Guidò senza meta lungo i viali deserti. Fino a qualche settimana prima faceva l’autista e adorava i turni notturni, perché scivolava sull’asfalto senza pressioni e preoccupazioni. Poi un’inaspettata crisi dell’azienda si tramutò in taglio di personale e lui rimase a casa. Ora scivolava sull’asfalto per scacciare senso di colpa e fallimento, che gli impedivano di confessare ad Alessia il licenziamento.
Poco prima dell’alba passò davanti all’ospedale, e in un piccolo edificio di fianco, quella che doveva essere la camera mortuaria, notò un picchetto di persone e alcune bandiere del sindacato. Pensò a quello che le aveva detto Alessia poche ore prima. Rallentò, poi accostò e infine scese dall’auto.
La camera mortuaria era una sala quadrata e spoglia, fatta eccezione per un crocefisso appeso al lato opposto all’ingresso e alcune sedie pieghevoli disposte lungo le pareti. Al centro della stanza, la bara.
Luca si avvicinò. All’interno giaceva il corpo di una ragazza giovane. Il trucco sul viso nascondeva i segni di una recente ricostruzione.
«Eravate amici?»
La domanda veniva da un signore di mezza età che gli si era affiancato senza farsi notare.
«Faceva la terzista. Sai cosa sono i terzisti?» gli chiese senza aspettare risposta e porgendogli un bicchiere di caffè caldo appena versato da un thermos.

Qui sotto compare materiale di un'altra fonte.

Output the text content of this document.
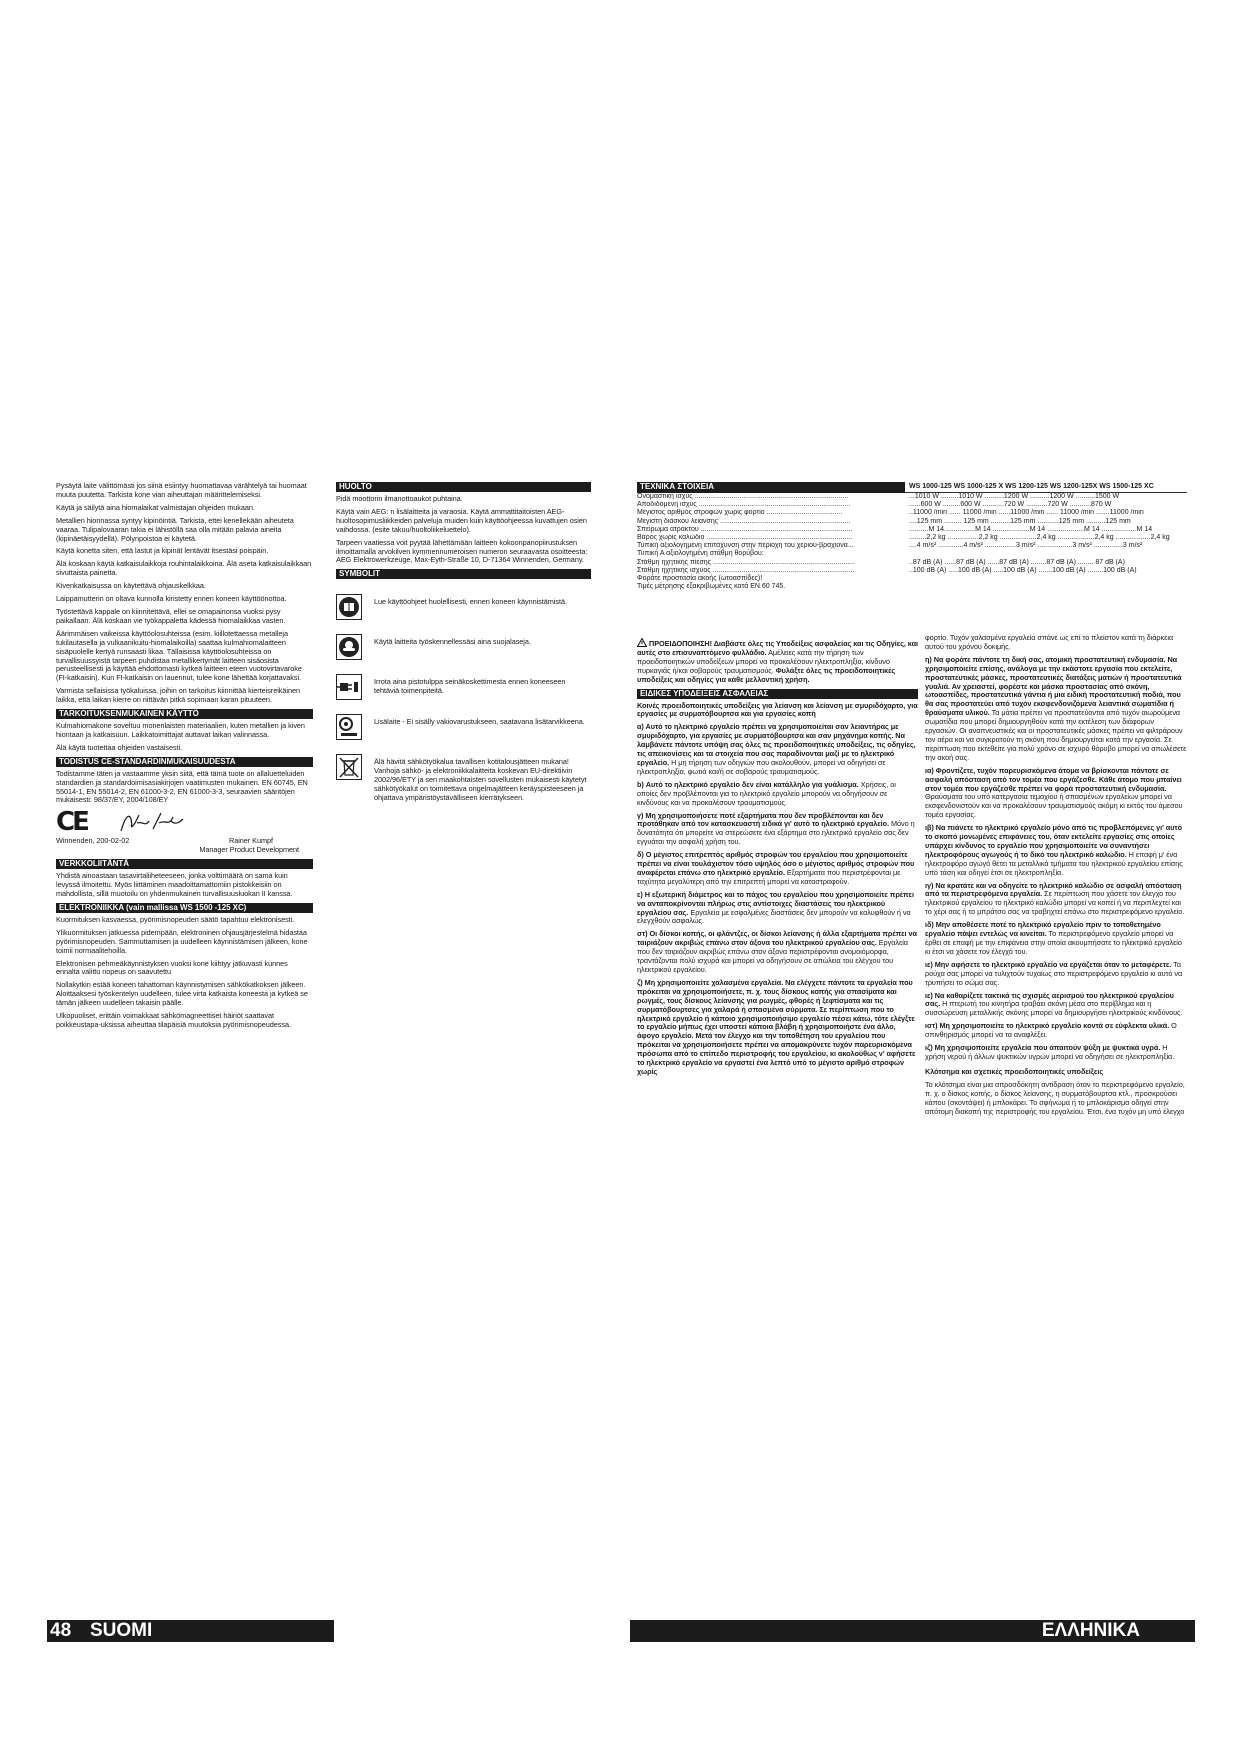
Pysäytä laite välittömästi jos siinä esiintyy huomattavaa värähtelyä tai huomaat muuta puutetta. Tarkista kone vian aiheuttajan määrittelemiseksi.

Käytä ja säilytä aina hiomalaikat valmistajan ohjeiden mukaan.

Metallien hionnassa syntyy kipinöintiä. Tarkista, ettei kenellekään aiheuteta vaaraa. Tulipalovaaran takia ei lähistöllä saa olla mitään palavia aineita (kipinäetäisyydellä). Pölynpoistoa ei käytetä.

Käytä konetta siten, että lastut ja kipinät lentävät itsestäsi poispäin.

Älä koskaan käytä katkaisulaikkoja rouhintalaikkoina. Älä aseta katkaisulaikkaan sivuttaista painetta.

Kivenkatkaisussa on käytettävä ohjauskelkkaa.

Laippamutterin on oltava kunnolla kiristetty ennen koneen käyttöönottoa.

Työstettävä kappale on kiinnitettävä, ellei se omapainonsa vuoksi pysy paikallaan. Älä koskaan vie työkappaletta kädessä hiomalaikkaa vasten.

Äärimmäisen vaikeissa käyttöolosuhteissa (esim. kiillotettaessa metalleja tukilautasella ja vulkaanikuitu-hiomalaikoilla) saattaa kulmahiomalaitteen sisäpuolelle kertyä runsaasti likaa. Tällaisissa käyttöolosuhteissa on turvallisuussyistä tarpeen puhdistaa metallikertymät laitteen sisäosista perusteellisesti ja käyttää ehdottomasti kytkeä laitteen eteen vuotovirtavaroke (FI-katkaisin). Kun FI-katkaisin on lauennut, tulee kone lähettää korjattavaksi.

Varmista sellaisissa työkaluissa, joihin on tarkoitus kiinnittää kierteisreikäinen laikka, että laikan kierre on riittävän pitkä sopimaan karan pituuteen.

TARKOITUKSENMUKAINEN KÄYTTÖ

Kulmahiomakone soveltuu monenlaisten materiaalien, kuten metallien ja kiven hiontaan ja katkaisuun. Laikkatoimittajat auttavat laikan valinnassa.

Älä käytä tuotettaa ohjeiden vastaisesti.

TODISTUS CE-STANDARDINMUKAISUUDESTA

Todistamme täten ja vastaamme yksin siitä, että tämä tuote on allaluetteluiden standardien ja standardoimisasiakirjojen vaatimusten mukainen. EN 60745, EN 55014-1, EN 55014-2, EN 61000-3-2, EN 61000-3-3, seuraavien sääntöjen mukaisesti: 98/37/EY, 2004/108/EY

CE
Winnenden, 200-02-02	Rainer Kumpf

Manager Product Development

VERKKOLIITÄNTÄ

Yhdistä ainoastaan tasavirtaliiheteeseen, jonka volttimäärä on sama kuin levyssä ilmoitettu. Myös liittäminen maadoittamattomiin pistokkeisiin on mahdollista, sillä muotoilu on yhdenmukainen turvallisuusluokan II kanssa.

ELEKTRONIIKKA (vain mallissa WS 1500 -125 XC)

Kuormituksen kasvaessa, pyörimisnopeuden säätö tapahtuu elektronisesti.

Ylikuormituksen jatkuessa pidempään, elektroninen ohjausjärjestelmä hidastaa pyörimisnopeuden. Sammuttamisen ja uudelleen käynnistämisen jälkeen, kone toimii normaalitehoilla.

Elektronisen pehmeäkäynnistyksen vuoksi kone kiihtyy jatkuvasti kunnes ennalta valittu nopeus on saavutettu

Nollakytkin estää koneen tahattoman käynnistymisen sähkökatkoksen jälkeen. Aloittaaksesi työskentelyn uudelleen, tulee virta katkaista koneesta ja kytkeä se tämän jälkeen uudelleen takaisin päälle.

Ulkopuoliset, erittäin voimakkaat sähkömagneettiset häiriöt saattavat poikkeustapa-uksissa aiheuttaa tilapäisiä muutoksia pyörimisnopeudessa.

HUOLTO

Pidä moottorin ilmanottoaukot puhtaina.

Käytä vain AEG: n lisälaitteita ja varaosia. Käytä ammattitaitoisten AEG-huoltosopimusliikkeiden palveluja muiden kuin käyttöohjeessa kuvattujen osien vaihdossa. (esite takuu/huoltoliikeluettelo).

Tarpeen vaatiessa voit pyytää lähettämään laitteen kokoonpanopiirustuksen ilmoittamalla arvokilven kymmennumeroisen numeron seuraavasta osoitteesta: AEG Elektrowerkzeuge, Max-Eyth-Straße 10, D-71364 Winnenden, Germany.

SYMBOLIT
Lue käyttöohjeet huolellisesti, ennen koneen käynnistämistä.
Käytä laitteita työskennellessäsi aina suojalaseja.
Irrota aina pistotulppa seinäkoskettimesta ennen koneeseen tehtäviä toimenpiteitä.
Lisälaite - Ei sisälly vakiovarustukseen, saatavana lisätarvikkeena.
Älä hävitä sähkötyökalua tavallisen kotitalousjätteen mukana! Vanhoja sähkö- ja elektroniikkalaitteita koskevan EU-direktiivin 2002/96/ETY ja sen maakohtaisten sovellusten mukaisesti käytetyt sähkötyökalut on toimitettava ongelmajätteen keräyspisteeseen ja ohjattava ympäristöystävälliseen kierrätykseen.
48 SUOMI
ΤΕΧΝΙΚΑ ΣΤΟΙΧΕΙΑ	WS 1000-125 WS 1000-125 X WS 1200-125 WS 1200-125X WS 1500-125 XC
Ονομαστική ισχύς ...............................................................................	...1010 W .........1010 W ..........1200 W ..........1200 W ..........1500 W
Αποδιδόμενη ισχύς ..............................................................................	......600 W .........600 W ...........720 W ...........720 W ...........870 W
Μέγιστος αριθμός στροφών χωρίς φορτίο .......................................	..11000 /min ...... 11000 /min ......11000 /min ...... 11000 /min .......11000 /min
Μέγιστη διάσκου λείανσης ...................................................................	....125 mm ......... 125 mm ..........125 mm ...........125 mm ..........125 mm
Σπείρωμα ατράκτου ..............................................................................	..........M 14................M 14 ...................M 14 ...................M 14 ..................M 14
Βάρος χωρίς καλώδιο ...........................................................................	.........2,2 kg ................2,2 kg ...................2,4 kg ...................2,4 kg ..................2,4 kg
Τυπική αξιολογημένη επιτάχυνση στην περιοχή του χεριού-βραχίονα...	....4 m/s² .............4 m/s² ................3 m/s² ..................3 m/s² ...............3 m/s²
Τυπική Α αξιολογημένη στάθμη θορύβου:
Στάθμη ηχητικής πίεσης .........................................................................	..87 dB (A) ......87 dB (A) ......87 dB (A) ........87 dB (A) ........ 87 dB (A)
Στάθμη ηχητικής ισχύος .........................................................................	..100 dB (A) .....100 dB (A) .....100 dB (A) .......100 dB (A) ........100 dB (A)
Φοράτε προστασία ακοής (ωτοασπίδες)!
Τιμές μέτρησης εξακριβωμένες κατά EN 60 745.

ΠΡΟΕΙΔΟΠΟΙΗΣΗ! Διαβάστε όλες τις Υποδείξεις ασφαλείας και τις Οδηγίες, και αυτές στο επισυναπτόμενο φυλλάδιο. Αμέλειες κατά την τήρηση των προειδοποιητικών υποδείξεων μπορεί να προκαλέσουν ηλεκτροπληξία, κίνδυνο πυρκαγιάς ή/και σοβαρούς τραυματισμούς. Φυλάξτε όλες τις προειδοποιητικές υποδείξεις και οδηγίες για κάθε μελλοντική χρήση.

ΕΙΔΙΚΕΣ ΥΠΟΔΕΙΞΕΙΣ ΑΣΦΑΛΕΙΑΣ

Κοινές προειδοποιητικές υποδείξεις για λείανση και λείανση με σμυριδόχαρτο, για εργασίες με συρματόβουρτσα και για εργασίες κοπή

α) Αυτό το ηλεκτρικό εργαλείο πρέπει να χρησιμοποιείται σαν λειαντήρας με σμυριδόχαρτο, για εργασίες με συρματόβουρτσα και σαν μηχάνημα κοπής. Να λαμβάνετε πάντοτε υπόψη σας όλες τις προειδοποιητικές υποδείξεις, τις οδηγίες, τις απεικονίσεις και τα στοιχεία που σας παραδίνονται μαζί με το ηλεκτρικό εργαλείο. Η μη τήρηση των οδηγιών που ακολουθούν, μπορεί να οδηγήσει σε ηλεκτροπληξία, φωτιά και/ή σε σοβαρούς τραυματισμούς.

b) Αυτό το ηλεκτρικό εργαλείο δεν είναι κατάλληλο για γυάλισμα. Χρήσεις, οι οποίες δεν προβλέπονται για το ηλεκτρικό εργαλείο μπορούν να οδηγήσουν σε κινδύνους και να προκαλέσουν τραυματισμούς.

γ) Μη χρησιμοποιήσετε ποτέ εξαρτήματα που δεν προβλέπονται και δεν προτάθηκαν από τον κατασκευαστή ειδικά γι' αυτό το ηλεκτρικό εργαλείο. Μόνο η δυνατότητα ότι μπορείτε να στερεώσετε ένα εξάρτημα στο ηλεκτρικό εργαλείο σας δεν εγγυάται την ασφαλή χρήση του.

δ) Ο μέγιστος επιτρεπτός αριθμός στροφών του εργαλείου που χρησιμοποιείτε πρέπει να είναι τουλάχιστον τόσο υψηλός όσο ο μέγιστος αριθμός στροφών που αναφέρεται επάνω στο ηλεκτρικό εργαλείο. Εξαρτήματα που περιστρέφονται με ταχύτητα μεγαλύτερη από την επιτρεπτή μπορεί να καταστραφούν.

ε) Η εξωτερική διάμετρος και το πάχος του εργαλείου που χρησιμοποιείτε πρέπει να ανταποκρίνονται πλήρως στις αντίστοιχες διαστάσεις του ηλεκτρικού εργαλείου σας. Εργαλεία με εσφαλμένες διαστάσεις δεν μπορούν να καλυφθούν ή να ελεγχθούν ασφαλώς.

στ) Οι δίσκοι κοπής, οι φλάντζες, οι δίσκοι λείανσης ή άλλα εξαρτήματα πρέπει να ταιριάζουν ακριβώς επάνω στον άξονα του ηλεκτρικού εργαλείου σας. Εργαλεία που δεν ταιριάζουν ακριβώς επάνω στον άξονα περιστρέφονται ανομοιόμορφα, τραντάζονται πολύ ισχυρά και μπορεί να οδηγήσουν σε απώλεια του ελέγχου του ηλεκτρικού εργαλείου.

ζ) Μη χρησιμοποιείτε χαλασμένα εργαλεία. Να ελέγχετε πάντοτε τα εργαλεία που πρόκειται να χρησιμοποιήσετε, π. χ. τους δίσκους κοπής για σπασίματα και ρωγμές, τους δίσκους λείανσης για ρωγμές, φθορές ή ξεφτίσματα και τις συρματόβουρτσες για χαλαρά ή σπασμένα σύρματα. Σε περίπτωση που το ηλεκτρικό εργαλείο ή κάποιο χρησιμοποιήσιμο εργαλείο πέσει κάτω, τότε ελέγξτε το εργαλείο μήπως έχει υποστεί κάποια βλάβη ή χρησιμοποιήστε ένα άλλο, άφογο εργαλείο. Μετά τον έλεγχο και την τοποθέτηση του εργαλείου που πρόκειται να χρησιμοποιήσετε πρέπει να απομακρύνετε τυχόν παρευρισκόμενα πρόσωπα από το επίπεδο περιστροφής του εργαλείου, κι ακολούθως ν' αφήσετε το ηλεκτρικό εργαλείο να εργαστεί ένα λεπτό υπό το μέγιστο αριθμό στροφών χωρίς

φορτίο. Τυχόν χαλασμένα εργαλεία σπάνε ως επί το πλείστον κατά τη διάρκεια αυτού του χρόνου δοκιμής.

η) Να φοράτε πάντοτε τη δική σας, ατομική προστατευτική ενδυμασία. Να χρησιμοποιείτε επίσης, ανάλογα με την εκάστοτε εργασία που εκτελείτε, προστατευτικές μάσκες, προστατευτικές διατάξεις ματιών ή προστατευτικά γυαλιά. Αν χρειαστεί, φορέστε και μάσκα προστασίας από σκόνη, ωτοασπίδες, προστατευτικά γάντια ή μια ειδική προστατευτική ποδιά, που θα σας προστατεύει από τυχόν εκσφενδονιζόμενα λειαντικά σωματίδια ή θραύσματα υλικού. Τα μάτια πρέπει να προστατεύονται από τυχόν αιωρούμενα σωματίδια που μπορεί δημιουργηθούν κατά την εκτέλεση των διάφορων εργασιών. Οι αναπνευστικές και οι προστατευτικές μάσκες πρέπει να φιλτράρουν τον αέρα και να συγκρατούν τη σκόνη που δημιουργείται κατά την εργασία. Σε περίπτωση που εκτεθείτε για πολύ χρόνο σε ισχυρό θόρυβο μπορεί να απωλέσετε την ακοή σας.

ια) Φροντίζετε, τυχόν παρευρισκόμενα άτομα να βρίσκονται πάντοτε σε ασφαλή απόσταση από τον τομέα που εργάζεσθε. Κάθε άτομο που μπαίνει στον τομέα που εργάζεσθε πρέπει να φορά προστατευτική ενδυμασία. Θραύσματα του υπό κατεργασία τεμαχίου ή σπασμένων εργαλείων μπορεί να εκσφενδονιστούν και να προκαλέσουν τραυματισμούς ακόμη κι εκτός του άμεσου τομέα εργασίας.

ιβ) Να πιάνετε το ηλεκτρικό εργαλείο μόνο από τις προβλεπόμενες γι' αυτό το σκοπό μονωμένες επιφάνειες του, όταν εκτελείτε εργασίες στις οποίες υπάρχει κίνδυνος το εργαλείο που χρησιμοποιείτε να συναντήσει ηλεκτροφόρους αγωγούς ή το δικό του ηλεκτρικό καλώδιο. Η επαφή μ' ένα ηλεκτροφόρο αγωγό θέτει τα μεταλλικά τμήματα του ηλεκτρικού εργαλείου επίσης υπό τάση και οδηγεί έτσι σε ηλεκτροπληξία.

ιγ) Να κρατάτε και να οδηγείτε το ηλεκτρικό καλώδιο σε ασφαλή απόσταση από τα περιστρεφόμενα εργαλεία. Σε περίπτωση που χάσετε τον έλεγχο του ηλεκτρικού εργαλείου το ηλεκτρικό καλώδιο μπορεί να κοπεί ή να περιπλεχτεί και το χέρι σας ή το μπράτσο σας να τραβηχτεί επάνω στο περιστρεφόμενο εργαλείο.

ιδ) Μην αποθέσετε ποτέ το ηλεκτρικό εργαλείο πριν το τοποθετημένο εργαλείο πάψει εντελώς να κινείται. Το περιστρεφόμενο εργαλείο μπορεί να έρθει σε επαφή με την επιφάνεια στην οποία ακουμπήσατε το ηλεκτρικό εργαλείο κι έτσι να χάσετε τον έλεγχό του.

ιε) Μην αφήσετε το ηλεκτρικό εργαλείο να εργάζεται όταν το μεταφέρετε. Τα ρούχα σας μπορεί να τυλιχτούν τυχαίως στο περιστρεφόμενο εργαλείο κι αυτό να τρυπήσει το σώμα σας.

ιε) Να καθαρίζετε τακτικά τις σχισμές αερισμού του ηλεκτρικού εργαλείου σας. Η πτερωτή του κινητήρα τραβάει σκόνη μέσα στο περίβλημα και η συσσώρευση μεταλλικής σκόνης μπορεί να δημιουργήσει ηλεκτρικούς κινδύνους.

ιστ) Μη χρησιμοποιείτε το ηλεκτρικό εργαλείο κοντά σε εύφλεκτα υλικά. Ο σπινθηρισμός μπορεί να τα αναφλέξει.

ιζ) Μη χρησιμοποιείτε εργαλεία που απαιτούν ψύξη με ψυκτικά υγρά. Η χρήση νερού ή άλλων ψυκτικών υγρών μπορεί να οδηγήσει σε ηλεκτροπληξία.

Κλότσημα και σχετικές προειδοποιητικές υποδείξεις

Το κλότσημα είναι μια απροσδόκητη αντίδραση όταν το περιστρεφόμενο εργαλείο, π. χ. ο δίσκος κοπής, ο δίσκος λείανσης, η συρματόβουρτσα κτλ., προσκρούσει κάπου (σκοντάψει) ή μπλοκάρει. Το σφήνωμα ή το μπλοκάρισμα οδηγεί στην απότομη διακοπή της περιστροφής του εργαλείου. Έτσι, ένα τυχόν μη υπό έλεγχο

ΕΛΛΗΝΙΚΑ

Luca prese il bicchiere e annuì, ma in realtà non lo sapeva.
«Stavano andando ad allestire un supermercato qui vicino. Durante un sorpasso l’autista ha perso il controllo. Dice era stanco, e ci credo, se ti fanno lavorare dodici ore di fila e poi ti devi accollare una trasferta a cinquanta chilometri per delle paghe che lasciamo stare. Lei sedeva sul sedile posteriore, non indossava la cintura di sicurezza. L’hanno trovata a cinquanta metri dal furgone. Uno dei pompieri ha vomitato quando ha visto il corpo. Come si può morire a quest’età per un lavoro?».
«Terribile».
«Già».
Quando tornò alla macchina albeggiava. La città si stava rianimando. Bar e tabacchi tiravano su le serrande, gli edicolanti piazzavano fuori le civette, auto, furgoni e bus riempivano le strade e qualcuno portava a spasso il cane.
A un semaforo notò il cartellone pubblicitario di un ristorante cinese. Decise che quella sera ci avrebbe portato Alessia. L’ultima volta che erano stati a cena fuori avevano parlato di lavoro. Parlavano solo di lavoro ultimamente e Luca era stanco di tutti quei discorsi su assunzioni e licenziamenti, politiche del lavoro, lotte sindacali, contratti di settore, buste paga, tredicesime e straordinari.
Il lavoro è ciò che definisce una persona, gli aveva detto quella sera a cena.
Chi sei, cosa fai, sono le due domande che rivolgi a una persona che non conosci. Se togli la parola lavoro dall’equazione, cosa ci rimane?
Forse il tuo è solo un problema linguistico, le aveva risposto Luca, ma non le aveva saputo dire altro, anche perché poi le avrebbe dovuto dire che lui un lavoro non ce l’aveva più.
La macchina dietro di lui strombazzò riportandolo alla realtà. Era scattato il verde. Ingranò la prima e partì.
Imboccò un lungo viale dove sorgeva una scuola. Erano quasi le otto e vide decine di bambine e bambini raggiungere l’ingresso e raggrupparsi davanti, in attesa dell’apertura dei portoni.
Osservandoli, pensò a quanti di loro, in futuro, avrebbero trovato un lavoro che avrebbe dato senso e forma alla loro vita. E quanti di loro invece se lo sarebbero rovinato, il futuro, perché per il lavoro sarebbero finiti nevrotici e poi depressi o, peggio ancora, morti. Chiuse gli occhi e strinse il volante, aspettando che passasse. Poi controllò il cellulare, nessuna notifica. Forse Alessia ancora dormiva, o forse non gli voleva scrivere.